‘I can’t get enough air in’: Thousands of Manitobans living with long-term effects of old COVID-19 infections

WINNIPEG — As the number of new COVID-19 cases slows, thousands of Manitobans are still living with the long-term effects of an old infection.

One woman with Long COVID tells CTV News a more coordinated response is needed to help people with lingering symptoms get care.

Katie Kitchen said she was the most COVID-cautious person in her family. Despite that, in December 2020, she tested positive.

“After I tested positive I thought, ‘OK, I’m sick. I got COVID, I’ll be sick for two weeks and we’ll get on with the show,'” she said.

“I was super sick for weeks and now it’s been eight months.”

Kitchen said she is still living with several serious long-term symptoms – the most concerning one is chest pain.

“It often feels like my windpipe is very restricted and it feels as if you were trying to drink a Dairy Queen blizzard from a soda straw and it’s just I can’t get enough air in,” she said.

The 33-year-old, who had no pre-existing conditions, now lives with post-acute COVID syndrome or Long COVID for short.

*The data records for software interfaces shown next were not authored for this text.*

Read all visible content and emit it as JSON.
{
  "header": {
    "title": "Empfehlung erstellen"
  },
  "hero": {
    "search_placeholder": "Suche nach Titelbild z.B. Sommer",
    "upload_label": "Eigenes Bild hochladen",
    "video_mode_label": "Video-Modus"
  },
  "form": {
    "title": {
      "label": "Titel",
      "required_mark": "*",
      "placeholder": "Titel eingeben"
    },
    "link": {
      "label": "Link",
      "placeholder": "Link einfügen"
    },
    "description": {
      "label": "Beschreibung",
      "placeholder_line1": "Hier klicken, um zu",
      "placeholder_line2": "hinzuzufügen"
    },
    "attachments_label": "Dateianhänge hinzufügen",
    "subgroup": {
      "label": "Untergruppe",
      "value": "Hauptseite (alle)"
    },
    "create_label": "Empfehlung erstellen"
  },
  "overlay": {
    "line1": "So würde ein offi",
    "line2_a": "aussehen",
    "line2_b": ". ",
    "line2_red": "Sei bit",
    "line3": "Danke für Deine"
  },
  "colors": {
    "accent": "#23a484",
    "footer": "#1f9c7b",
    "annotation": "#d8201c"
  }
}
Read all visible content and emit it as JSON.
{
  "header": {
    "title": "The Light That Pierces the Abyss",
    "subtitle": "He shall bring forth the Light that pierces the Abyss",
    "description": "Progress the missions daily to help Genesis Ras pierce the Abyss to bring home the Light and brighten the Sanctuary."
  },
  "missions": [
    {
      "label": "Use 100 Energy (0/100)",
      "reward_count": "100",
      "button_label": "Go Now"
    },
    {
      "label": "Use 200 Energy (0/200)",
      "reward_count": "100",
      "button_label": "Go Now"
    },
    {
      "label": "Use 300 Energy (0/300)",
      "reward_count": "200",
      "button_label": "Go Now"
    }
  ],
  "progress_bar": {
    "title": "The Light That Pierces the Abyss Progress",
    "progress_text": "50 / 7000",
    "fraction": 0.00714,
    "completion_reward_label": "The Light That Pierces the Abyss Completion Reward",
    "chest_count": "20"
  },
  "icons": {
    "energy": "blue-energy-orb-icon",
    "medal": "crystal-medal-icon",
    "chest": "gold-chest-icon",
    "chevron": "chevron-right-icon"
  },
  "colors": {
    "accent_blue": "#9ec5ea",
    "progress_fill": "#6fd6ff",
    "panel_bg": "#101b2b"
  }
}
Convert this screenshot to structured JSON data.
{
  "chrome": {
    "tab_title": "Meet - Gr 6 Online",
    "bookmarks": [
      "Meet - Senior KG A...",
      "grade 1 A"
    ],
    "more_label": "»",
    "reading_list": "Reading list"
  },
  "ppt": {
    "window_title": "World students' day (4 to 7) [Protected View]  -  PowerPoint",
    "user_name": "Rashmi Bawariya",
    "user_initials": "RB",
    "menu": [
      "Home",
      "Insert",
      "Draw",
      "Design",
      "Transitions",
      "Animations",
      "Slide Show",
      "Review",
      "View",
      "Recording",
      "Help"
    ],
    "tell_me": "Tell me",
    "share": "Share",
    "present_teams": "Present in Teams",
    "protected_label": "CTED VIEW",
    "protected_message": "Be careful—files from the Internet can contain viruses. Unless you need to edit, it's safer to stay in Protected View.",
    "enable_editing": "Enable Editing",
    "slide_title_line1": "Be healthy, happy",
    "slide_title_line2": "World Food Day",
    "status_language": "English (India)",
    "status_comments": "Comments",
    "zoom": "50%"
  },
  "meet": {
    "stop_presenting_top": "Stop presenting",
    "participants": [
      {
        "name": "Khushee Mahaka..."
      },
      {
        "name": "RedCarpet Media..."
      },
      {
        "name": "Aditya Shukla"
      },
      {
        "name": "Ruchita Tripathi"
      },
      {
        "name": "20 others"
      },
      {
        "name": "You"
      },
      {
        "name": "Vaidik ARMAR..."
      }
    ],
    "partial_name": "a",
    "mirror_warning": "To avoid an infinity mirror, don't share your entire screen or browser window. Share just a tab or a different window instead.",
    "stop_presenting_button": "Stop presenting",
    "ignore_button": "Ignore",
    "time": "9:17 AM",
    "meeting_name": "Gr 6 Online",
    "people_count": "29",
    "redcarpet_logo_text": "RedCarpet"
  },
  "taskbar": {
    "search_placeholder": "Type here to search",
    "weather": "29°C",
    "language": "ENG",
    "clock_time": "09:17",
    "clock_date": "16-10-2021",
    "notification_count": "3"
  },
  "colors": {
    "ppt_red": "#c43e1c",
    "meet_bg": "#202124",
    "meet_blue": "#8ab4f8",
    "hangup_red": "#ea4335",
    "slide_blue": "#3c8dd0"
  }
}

A Shared Health spokesperson tells CTV News in Manitoba, as of July 13 there had been 12,490 cases where people still had persistent symptoms of COVID-19 four weeks post-infection, that accounts for 21.9 per cent of all cases in the province.

The spokesperson also added that Long COVID is usually defined as having symptoms persisting 12 weeks after initial infection.

Kitchen suspects since the virus is so new, and Long COVID is even newer, there’s likely more Long COVID cases left uncounted.

“Because that number reflects people who had a confirmed positive test for COVID which I did, but other people may have got COVID before testing was a thing and continue to have symptoms,” she said.

With the help of a pulmonary physiotherapist, Kitchen is retraining her body to breathe, but she said finding treatment has been an added headache.

Kitchen is an occupational therapist herself, and said she had to advocate for herself

She would like to see a centralized system in Manitoba to get Long COVID patients support without the extra stress.

“There’s just a total lack of coordination within the system in terms of how people who have Long COVID navigate it,” she said.

Physicians are also very concerned about Long COVID.

“Physicians would like to see clear guidance about identifying Long COVID in their patients, treatment options, and where they can refer patients if needed for further diagnosis or treatment,” reads a statement from Doctors Manitoba.

The Shared Health spokesperson told CTV News, “The vast array of potential symptoms associated with Long COVID favours having access to a wide variety of specialists by referral rather than a single geographic clinic.”

The statement went onto say:

With lung-related illness, we can confirm the following:

  • The Pulmonary Rehabilitation Program (https://wrha.mb.ca/rehabilitation/pulmonary-rehabilitation-program) has received 101 referrals to date for post-COVID patients since December 2020, representing about 30 per cent of overall referrals.
  • Rehabilitation interventions include breathing retraining, techniques to manage breathlessness, vestibular therapy, pacing and heart rate monitoring, education on energy conservation and symptom-guided strength and conditioning exercises where appropriate.
  • Respirologists in the community are also seeing an unknown number of post-COVID patients with ongoing pulmonary symptoms.

In the Winnipeg region, geriatric day hospitals are providing multidisciplinary assessment and rehabilitation for older adults. These sites are also accepting referrals for individuals over the age of 60 who are experiencing physical limitations from Long COVID where the symptoms are non-respiratory or there are needs that extend beyond the Pulmonary Rehabilitation program.